Но все же, какими бы сложными ни были отношения длымчан со шляхтой, однако куда как хуже были гайдуки из имения Островских. Самих панов Островских редко кто видел: старик уже давно никуда не показывался из дому по причине «слабого здоровья», ослабевшего в результате многих лет неумеренного пьянства и изощренного в своей жестокости разврата. Сын же его, лицом и нравом явившийся точнейшей копией папеньки, временами показывался, обыкновенно верхом, реже — в коляске, но от него все тоже старались держаться подальше. Об обоих панах, а также об их логовище среди окрестных крестьян ходили самые ужасные и зловещие легенды, а поскольку почти никто их толком не видал и не знал в лицо, то эти мифы приобрели какой-то неправдоподобный, даже фантастический характер.

А вот гайдуки из Островичей появлялись в окрестностях Длыми не так уж и редко. Это были преимущественно молодые хлопцы, почти сплошь панские байстрюки — рослые, здоровенные, досыта раскормленные, со страшными, почти звериными лицами — хотя, возможно, так лишь казалось напуганным ребятишкам, — с тяжелыми нагайками у пояса. О них за версту валило дешевым табаком и водочным перегаром, а кроме того они, видимо, не любили мыться.

Митрася с первого дня предупредили: упаси Боже попасться им на глаза!

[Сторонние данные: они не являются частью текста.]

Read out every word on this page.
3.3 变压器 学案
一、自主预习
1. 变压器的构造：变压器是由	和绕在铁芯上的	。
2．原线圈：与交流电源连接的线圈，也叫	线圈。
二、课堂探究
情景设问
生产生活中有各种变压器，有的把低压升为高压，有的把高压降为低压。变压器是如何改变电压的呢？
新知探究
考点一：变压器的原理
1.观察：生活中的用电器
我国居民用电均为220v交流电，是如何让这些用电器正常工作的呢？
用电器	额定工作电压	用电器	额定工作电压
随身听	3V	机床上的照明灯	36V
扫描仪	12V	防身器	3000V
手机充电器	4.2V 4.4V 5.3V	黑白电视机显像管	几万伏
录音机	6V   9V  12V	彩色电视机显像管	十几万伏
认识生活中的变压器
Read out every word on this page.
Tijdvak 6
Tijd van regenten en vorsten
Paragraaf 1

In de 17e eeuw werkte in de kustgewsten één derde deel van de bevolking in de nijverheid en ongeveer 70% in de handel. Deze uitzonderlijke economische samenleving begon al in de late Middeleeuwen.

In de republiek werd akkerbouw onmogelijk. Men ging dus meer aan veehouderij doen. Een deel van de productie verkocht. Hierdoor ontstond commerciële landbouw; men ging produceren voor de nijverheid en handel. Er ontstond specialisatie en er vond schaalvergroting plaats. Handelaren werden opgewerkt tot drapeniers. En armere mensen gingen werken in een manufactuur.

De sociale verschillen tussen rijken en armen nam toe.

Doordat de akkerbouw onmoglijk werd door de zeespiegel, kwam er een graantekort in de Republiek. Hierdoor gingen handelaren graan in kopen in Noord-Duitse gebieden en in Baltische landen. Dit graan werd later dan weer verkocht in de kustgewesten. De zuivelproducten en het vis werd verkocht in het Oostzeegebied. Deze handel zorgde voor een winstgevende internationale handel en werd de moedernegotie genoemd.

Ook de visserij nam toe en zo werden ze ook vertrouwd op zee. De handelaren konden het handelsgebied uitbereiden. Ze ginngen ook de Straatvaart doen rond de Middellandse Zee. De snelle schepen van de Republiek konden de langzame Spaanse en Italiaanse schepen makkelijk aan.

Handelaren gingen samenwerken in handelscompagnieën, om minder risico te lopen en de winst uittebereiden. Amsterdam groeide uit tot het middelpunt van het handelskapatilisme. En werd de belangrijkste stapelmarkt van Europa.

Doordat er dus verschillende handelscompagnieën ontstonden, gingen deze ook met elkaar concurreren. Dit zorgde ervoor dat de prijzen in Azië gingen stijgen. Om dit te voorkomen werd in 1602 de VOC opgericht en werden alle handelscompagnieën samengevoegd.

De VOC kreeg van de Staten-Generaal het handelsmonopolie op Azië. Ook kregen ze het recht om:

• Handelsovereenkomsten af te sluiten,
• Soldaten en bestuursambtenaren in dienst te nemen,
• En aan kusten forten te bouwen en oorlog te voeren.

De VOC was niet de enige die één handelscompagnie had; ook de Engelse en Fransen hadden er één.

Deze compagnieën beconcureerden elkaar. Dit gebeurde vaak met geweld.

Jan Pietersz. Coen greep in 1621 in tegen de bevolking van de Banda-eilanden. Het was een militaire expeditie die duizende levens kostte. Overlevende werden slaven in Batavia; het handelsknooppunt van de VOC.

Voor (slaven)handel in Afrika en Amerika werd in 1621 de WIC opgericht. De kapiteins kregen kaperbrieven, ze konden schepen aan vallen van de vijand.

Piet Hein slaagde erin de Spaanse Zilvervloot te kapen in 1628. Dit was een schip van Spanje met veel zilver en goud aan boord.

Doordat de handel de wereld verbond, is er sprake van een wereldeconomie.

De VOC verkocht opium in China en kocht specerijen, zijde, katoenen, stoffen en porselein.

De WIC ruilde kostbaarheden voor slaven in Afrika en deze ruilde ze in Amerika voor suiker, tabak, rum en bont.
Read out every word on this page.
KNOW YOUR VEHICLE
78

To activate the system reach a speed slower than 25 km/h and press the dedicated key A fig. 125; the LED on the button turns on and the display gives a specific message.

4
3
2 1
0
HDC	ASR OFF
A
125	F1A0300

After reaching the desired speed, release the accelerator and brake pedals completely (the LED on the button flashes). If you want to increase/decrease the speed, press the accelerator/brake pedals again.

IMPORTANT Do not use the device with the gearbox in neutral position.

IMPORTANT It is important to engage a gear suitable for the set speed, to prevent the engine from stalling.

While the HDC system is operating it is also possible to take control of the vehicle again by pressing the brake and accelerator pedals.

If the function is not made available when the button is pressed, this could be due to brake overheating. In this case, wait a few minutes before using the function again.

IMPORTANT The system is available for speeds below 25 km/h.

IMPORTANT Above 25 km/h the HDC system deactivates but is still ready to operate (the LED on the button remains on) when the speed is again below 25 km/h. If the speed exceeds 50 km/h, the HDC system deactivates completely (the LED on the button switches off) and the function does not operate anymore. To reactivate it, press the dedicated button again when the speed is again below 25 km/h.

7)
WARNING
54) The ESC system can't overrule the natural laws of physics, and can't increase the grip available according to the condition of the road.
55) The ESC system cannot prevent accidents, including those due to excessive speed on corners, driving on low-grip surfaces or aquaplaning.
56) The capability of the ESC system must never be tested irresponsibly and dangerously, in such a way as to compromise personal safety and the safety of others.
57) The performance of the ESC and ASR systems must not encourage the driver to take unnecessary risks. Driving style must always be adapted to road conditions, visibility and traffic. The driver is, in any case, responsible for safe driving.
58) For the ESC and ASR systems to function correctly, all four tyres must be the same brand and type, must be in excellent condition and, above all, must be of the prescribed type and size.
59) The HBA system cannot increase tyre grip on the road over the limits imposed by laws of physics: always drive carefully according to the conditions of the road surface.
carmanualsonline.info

Длымь уже давно стояла поперек дороги окрестной шляхте, и в первую очередь панам Островским с их гайдуками, ибо длымчане постоянно укрывали от погони беглых дворовых, однако ворваться в деревню и поучить уму-разуму ее жителей, забравших себе слишком много воли, они почему-то не решались. Хотя, с одной стороны, понятно почему: все без исключения длымчане были вольными и находились под защитой закона, а закон, как ни крути, был все-таки русский! И если бы ляхи неправедно изобидели целую общину православных селян (а значит, с точки зрения закона, все равно что русских), кое-кому очень бы не поздоровилось.

Но была и другая причина. Говорить о ней избегали; похоже, какой-то первобытный ужас перед чем-то грозным и недоступным простому разуму человека не позволял людям бросать слова на ветер. Ясно было только одно: так или иначе в этом замешан пресловутый идол, почему-то внушающий шляхте в тысячу раз больший ужас, чем простому люду. Очевидно, в глазах шляхты таинственный Дегтярной камень был незримым покровителем длымчан.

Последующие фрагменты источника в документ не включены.